De schrijvers van de Bijbelboeken waren mensen van hun tijd en schreven zo dat hun tijdgenoten het konden begrijpen. Ook als wij de boeken van de Bijbel vergelijken met de beschikbare literatuur uit het Nabije Oosten en uit de Grieks-Romeinse oudheid merken we overeenkomsten in woordgebruik en in voorstellingen over hoe de wereld in elkaar zit. Ook Gods openbaring aan de gemeenschap en individuen was altijd in woorden die toen te begrijpen waren en maakt gebruikt van de voorstellingen die de mensen toen hadden.[8] Dit betekent dat we voor onze vraag of de Bijbel uitgaat van een homoseksuele oriëntatie moeten beginnen bij de culturele context van zowel het Oude als Nieuwe Testament. De vraag is dan of men in de wereld van het oude Nabije Oosten en de Grieks-Romeinse oudheid bekend was met wat wij nu homoseksuele oriëntatie en langdurige homoseksuele relaties van liefde en trouw noemen. Het probleem met deze vraagstelling is dat woorden zoals oriëntatie en homoseksualiteit toen niet gebruikt werden. Toch gaan we met alle voorzichtigheid een poging wagen de vraag te beantwoorden.

In de wereld van het oude Nabije Oosten was tempelprostitutie een bekend fenomeen en betrof zowel heteroseksuele als homoseksuele prostituees. Uit Deuteronomium 23:17-18 kunnen we opmaken dat men hier ook in Israël mee vertrouwd was.[9] Ook kunnen we aannemen dat homoseksualiteit eveneens buiten de tempelprostitutie voorkwam. Sommigen menen dat de verboden in Leviticus 18 en 20 alleen een eventuele tempelprostitutie veroordelen, maar dit is niet aannemelijk. Homoseksuele gemeenschap in het algemeen wordt hier verboden, en niet een bepaalde vorm ervan.

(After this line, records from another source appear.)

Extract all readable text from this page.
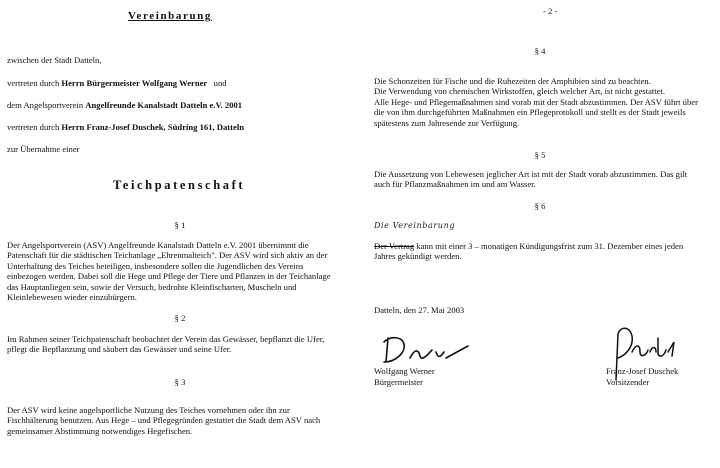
Vereinbarung

zwischen der Stadt Datteln,

vertreten durch Herrn Bürgermeister Wolfgang Werner   und

dem Angelsportverein Angelfreunde Kanalstadt Datteln e.V. 2001

vertreten durch Herrn Franz-Josef Duschek, Südring 161, Datteln

zur Übernahme einer

Teichpatenschaft
§ 1
Der Angelsportverein (ASV) Angelfreunde Kanalstadt Datteln e.V. 2001 übernimmt die
Patenschaft für die städtischen Teichanlage „Ehrenmalteich". Der ASV wird sich aktiv an der
Unterhaltung des Teiches beteiligen, insbesondere sollen die Jugendlichen des Vereins
einbezogen werden. Dabei soll die Hege und Pflege der Tiere und Pflanzen in der Teichanlage
das Hauptanliegen sein, sowie der Versuch, bedrohte Kleinfischarten, Muscheln und
Kleinlebewesen wieder einzubürgern.
§ 2
Im Rahmen seiner Teichpatenschaft beobachtet der Verein das Gewässer, bepflanzt die Ufer,
pflegt die Bepflanzung und säubert das Gewässer und seine Ufer.
§ 3
Der ASV wird keine angelsportliche Nutzung des Teiches vornehmen oder ihn zur
Fischhälterung benutzen. Aus Hege – und Pflegegründen gestattet die Stadt dem ASV nach
gemeinsamer Abstimmung notwendiges Hegefischen.
- 2 -
§ 4
Die Schonzeiten für Fische und die Ruhezeiten der Amphibien sind zu beachten.
Die Verwendung von chemischen Wirkstoffen, gleich welcher Art, ist nicht gestattet.
Alle Hege- und Pflegemaßnahmen sind vorab mit der Stadt abzustimmen. Der ASV führt über
die von ihm durchgeführten Maßnahmen ein Pflegeprotokoll und stellt es der Stadt jeweils
spätestens zum Jahresende zur Verfügung.
§ 5
Die Aussetzung von Lebewesen jeglicher Art ist mit der Stadt vorab abzustimmen. Das gilt
auch für Pflanzmaßnahmen im und am Wasser.
§ 6
Die Vereinbarung
Der Vertrag kann mit einer 3 – monatigen Kündigungsfrist zum 31. Dezember eines jeden
Jahres gekündigt werden.
Datteln, den 27. Mai 2003
Wolfgang Werner
Bürgermeister
Franz-Josef Duschek
Vorsitzender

Of men in die wereld uitging van een homoseksuele geaardheid is bijna onmogelijk te beantwoorden vanwege de geringe bruikbare bronnen. Het lijkt weinig aannemelijk, ook omdat het in die samenlevingen aan de voorwaarden ontbrak om een langdurige homoseksuele relatie aan te gaan. Alles was in die cultuur gericht op de voortplanting en het voortbestaan van de familie.[10]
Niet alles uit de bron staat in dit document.